Second, the resurgence of the explosive mix of tribal armed groups, mercenary militias, illegal trafficking, and religious radicalism. According to the Fragile State Index 2023, the Sahel and Central Africa are the regions of the world with the highest concentration of vulnerable states and the highest risks of instability and crisis, and where a veritable epidemic of coup d’états is taking place (ten in the last four years, plus another five failed attempts). To make matters worse, Senegal – a key West African state – is in a situation of great tension and uncertainty following the postponement of presidential elections originally scheduled for 25 February. Political insecurity, judicial uncertainty, and the ineffectiveness of the state to defend national security and guarantee a minimally stable social order: the ‘three I’s’ of political underdevelopment whose most common consequences are the empowerment of armed gangs, insurrectional movements, systemic corruption, illegality, discontent, and, in short, migratory flows towards Europe.

The third risk factor defining the ‘southern flank’ is desertification. This is a phenomenon that depends not only on the perverse consequences of climate change, but also on the unintended effects that affect developing countries’ economies and societies, such as demographic expansion, over-urbanisation and infrastructural deterioration. Moreover, since the beginning of the Russian invasion of Ukraine, the countries of the ‘southern flank’ are exposed to strong inflationary pressure and increasing domestic supply shortages of agricultural products, a fact that contributes to their fragility and vulnerability. 

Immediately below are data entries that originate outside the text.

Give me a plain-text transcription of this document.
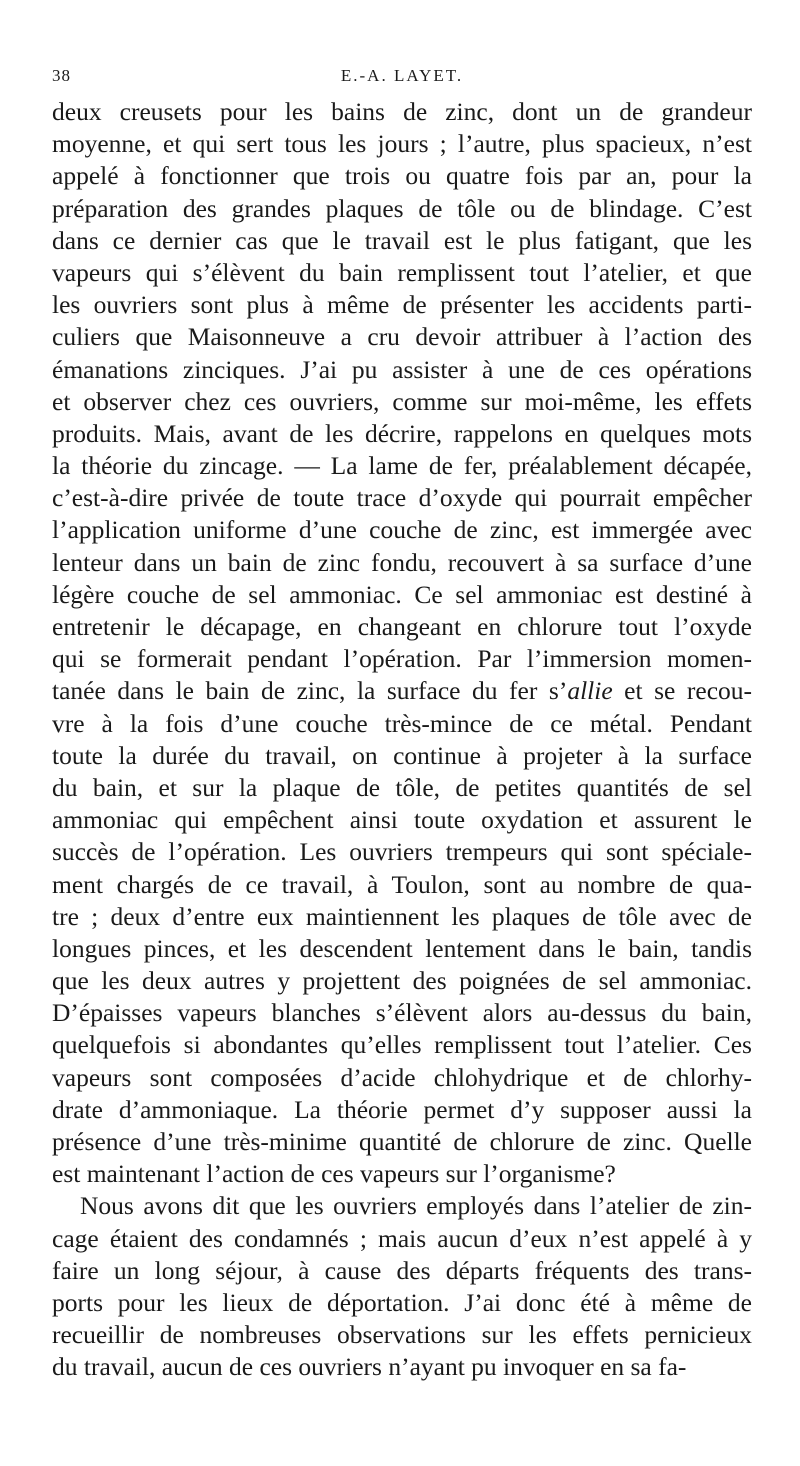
38	E.-A. LAYET.
deux creusets pour les bains de zinc, dont un de grandeur
moyenne, et qui sert tous les jours ; l’autre, plus spacieux, n’est
appelé à fonctionner que trois ou quatre fois par an, pour la
préparation des grandes plaques de tôle ou de blindage. C’est
dans ce dernier cas que le travail est le plus fatigant, que les
vapeurs qui s’élèvent du bain remplissent tout l’atelier, et que
les ouvriers sont plus à même de présenter les accidents parti-
culiers que Maisonneuve a cru devoir attribuer à l’action des
émanations zinciques. J’ai pu assister à une de ces opérations
et observer chez ces ouvriers, comme sur moi-même, les effets
produits. Mais, avant de les décrire, rappelons en quelques mots
la théorie du zincage. — La lame de fer, préalablement décapée,
c’est-à-dire privée de toute trace d’oxyde qui pourrait empêcher
l’application uniforme d’une couche de zinc, est immergée avec
lenteur dans un bain de zinc fondu, recouvert à sa surface d’une
légère couche de sel ammoniac. Ce sel ammoniac est destiné à
entretenir le décapage, en changeant en chlorure tout l’oxyde
qui se formerait pendant l’opération. Par l’immersion momen-
tanée dans le bain de zinc, la surface du fer s’allie et se recou-
vre à la fois d’une couche très-mince de ce métal. Pendant
toute la durée du travail, on continue à projeter à la surface
du bain, et sur la plaque de tôle, de petites quantités de sel
ammoniac qui empêchent ainsi toute oxydation et assurent le
succès de l’opération. Les ouvriers trempeurs qui sont spéciale-
ment chargés de ce travail, à Toulon, sont au nombre de qua-
tre ; deux d’entre eux maintiennent les plaques de tôle avec de
longues pinces, et les descendent lentement dans le bain, tandis
que les deux autres y projettent des poignées de sel ammoniac.
D’épaisses vapeurs blanches s’élèvent alors au-dessus du bain,
quelquefois si abondantes qu’elles remplissent tout l’atelier. Ces
vapeurs sont composées d’acide chlohydrique et de chlorhy-
drate d’ammoniaque. La théorie permet d’y supposer aussi la
présence d’une très-minime quantité de chlorure de zinc. Quelle
est maintenant l’action de ces vapeurs sur l’organisme?
Nous avons dit que les ouvriers employés dans l’atelier de zin-
cage étaient des condamnés ; mais aucun d’eux n’est appelé à y
faire un long séjour, à cause des départs fréquents des trans-
ports pour les lieux de déportation. J’ai donc été à même de
recueillir de nombreuses observations sur les effets pernicieux
du travail, aucun de ces ouvriers n’ayant pu invoquer en sa fa-
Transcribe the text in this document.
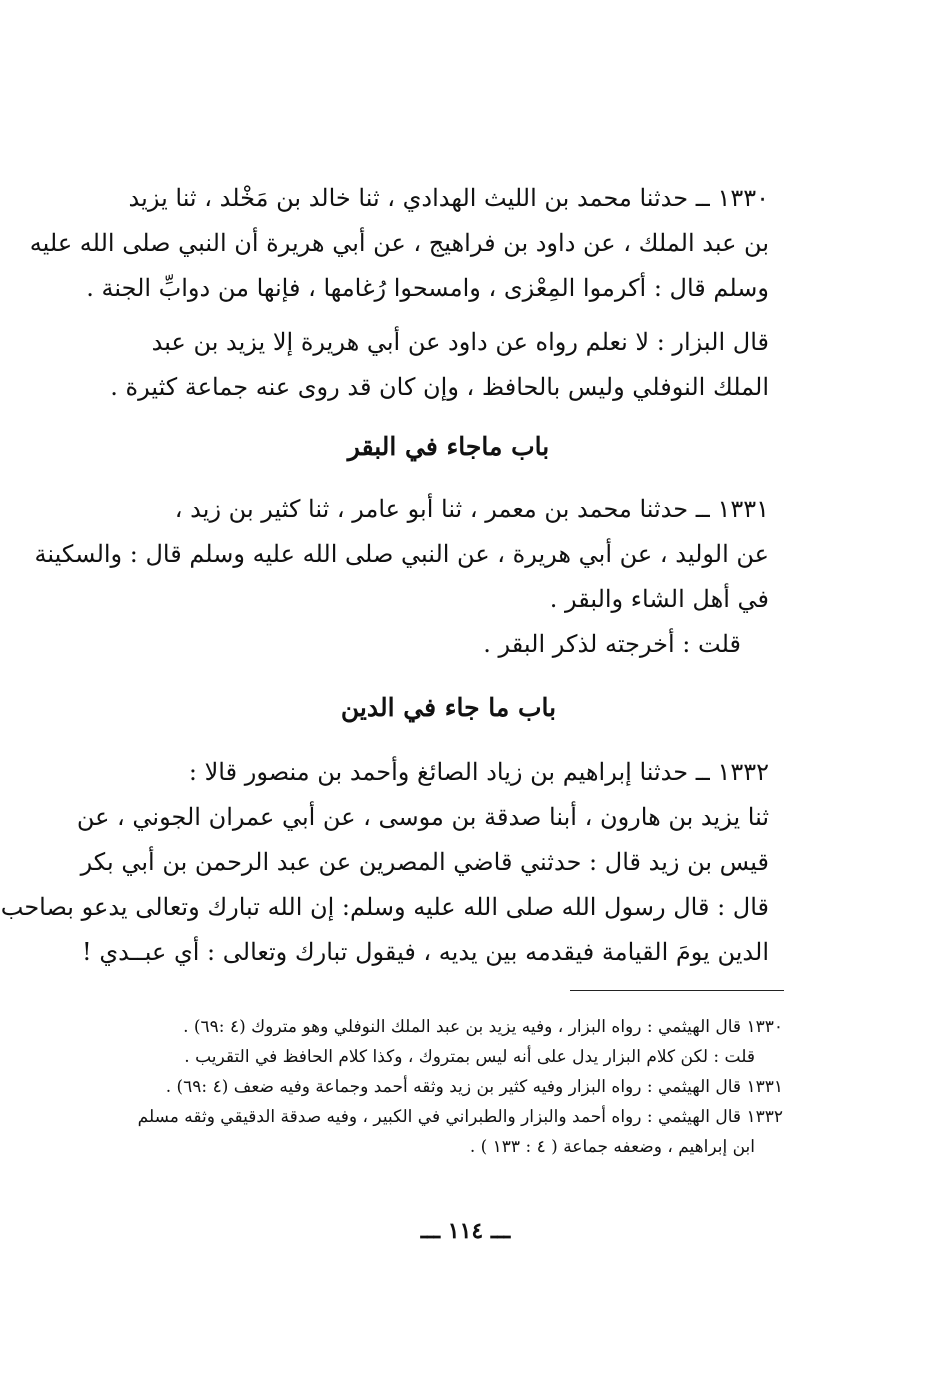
١٣٣٠ ــ حدثنا محمد بن الليث الهدادي ، ثنا خالد بن مَخْلد ، ثنا يزيد
بن عبد الملك ، عن داود بن فراهيج ، عن أبي هريرة أن النبي صلى الله عليه
وسلم قال : أكرموا المِعْزى ، وامسحوا رُغامها ، فإنها من دوابِّ الجنة .
قال البزار : لا نعلم رواه عن داود عن أبي هريرة إلا يزيد بن عبد
الملك النوفلي وليس بالحافظ ، وإن كان قد روى عنه جماعة كثيرة .
باب ماجاء في البقر
١٣٣١ ــ حدثنا محمد بن معمر ، ثنا أبو عامر ، ثنا كثير بن زيد ،
عن الوليد ، عن أبي هريرة ، عن النبي صلى الله عليه وسلم قال : والسكينة
في أهل الشاء والبقر .
قلت : أخرجته لذكر البقر .
باب ما جاء في الدين
١٣٣٢ ــ حدثنا إبراهيم بن زياد الصائغ وأحمد بن منصور قالا :
ثنا يزيد بن هارون ، أبنا صدقة بن موسى ، عن أبي عمران الجوني ، عن
قيس بن زيد قال : حدثني قاضي المصرين عن عبد الرحمن بن أبي بكر
قال : قال رسول الله صلى الله عليه وسلم: إن الله تبارك وتعالى يدعو بصاحب
الدين يومَ القيامة فيقدمه بين يديه ، فيقول تبارك وتعالى : أي عبــدي !
١٣٣٠ قال الهيثمي : رواه البزار ، وفيه يزيد بن عبد الملك النوفلي وهو متروك (٤ :٦٩) .
قلت : لكن كلام البزار يدل على أنه ليس بمتروك ، وكذا كلام الحافظ في التقريب .
١٣٣١ قال الهيثمي : رواه البزار وفيه كثير بن زيد وثقه أحمد وجماعة وفيه ضعف (٤ :٦٩) .
١٣٣٢ قال الهيثمي : رواه أحمد والبزار والطبراني في الكبير ، وفيه صدقة الدقيقي وثقه مسلم
ابن إبراهيم ، وضعفه جماعة ( ٤ : ١٣٣ ) .
ـــ ١١٤ ـــ
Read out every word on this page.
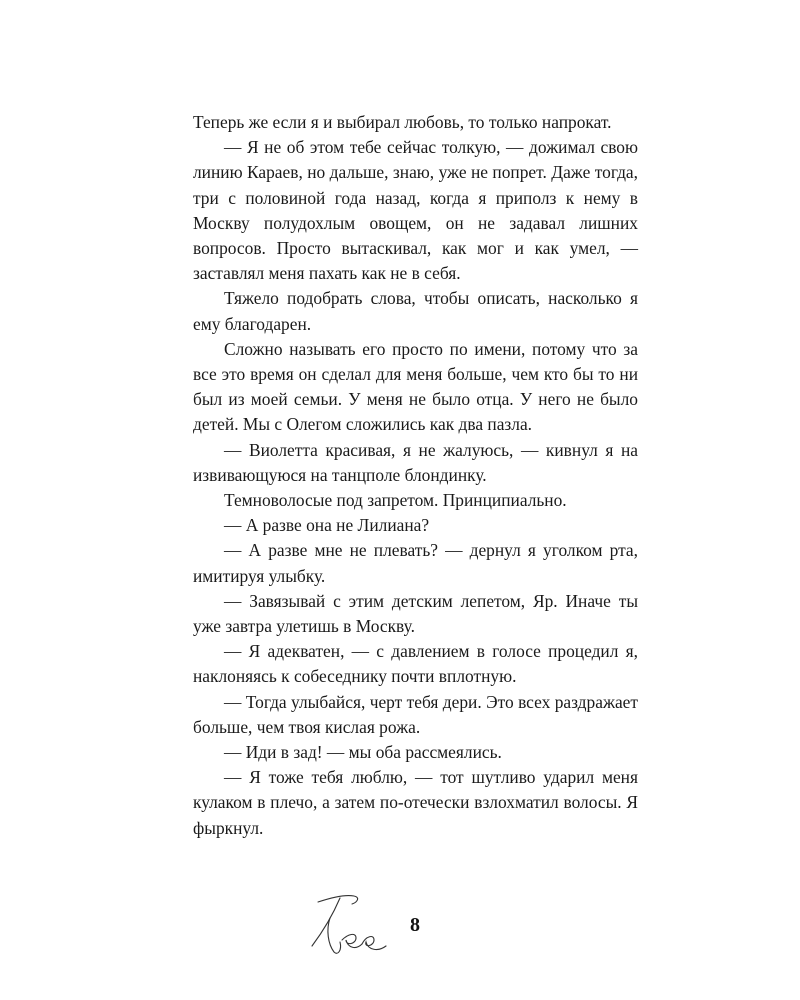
Теперь же если я и выбирал любовь, то только напрокат.

— Я не об этом тебе сейчас толкую, — дожимал свою линию Караев, но дальше, знаю, уже не попрет. Даже тогда, три с половиной года назад, когда я приполз к нему в Москву полудохлым овощем, он не задавал лишних вопросов. Просто вытаскивал, как мог и как умел, — заставлял меня пахать как не в себя.

Тяжело подобрать слова, чтобы описать, насколько я ему благодарен.

Сложно называть его просто по имени, потому что за все это время он сделал для меня больше, чем кто бы то ни был из моей семьи. У меня не было отца. У него не было детей. Мы с Олегом сложились как два пазла.

— Виолетта красивая, я не жалуюсь, — кивнул я на извивающуюся на танцполе блондинку.

Темноволосые под запретом. Принципиально.

— А разве она не Лилиана?

— А разве мне не плевать? — дернул я уголком рта, имитируя улыбку.

— Завязывай с этим детским лепетом, Яр. Иначе ты уже завтра улетишь в Москву.

— Я адекватен, — с давлением в голосе процедил я, наклоняясь к собеседнику почти вплотную.

— Тогда улыбайся, черт тебя дери. Это всех раздражает больше, чем твоя кислая рожа.

— Иди в зад! — мы оба рассмеялись.

— Я тоже тебя люблю, — тот шутливо ударил меня кулаком в плечо, а затем по-отечески взлохматил волосы. Я фыркнул.

8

In sum, it is true that the ‘mare nostrum’ is not characterised by the presence of an existential threat to the collective defence of the Euro-Atlantic space; however, the Mediterranean continues to present a set of risk factors that require more and better attention from the entire international community - not just NATO or the EU. To assume that these dynamics are not priorities or, worse, to turn a blind eye to them, would be a strategic blunder.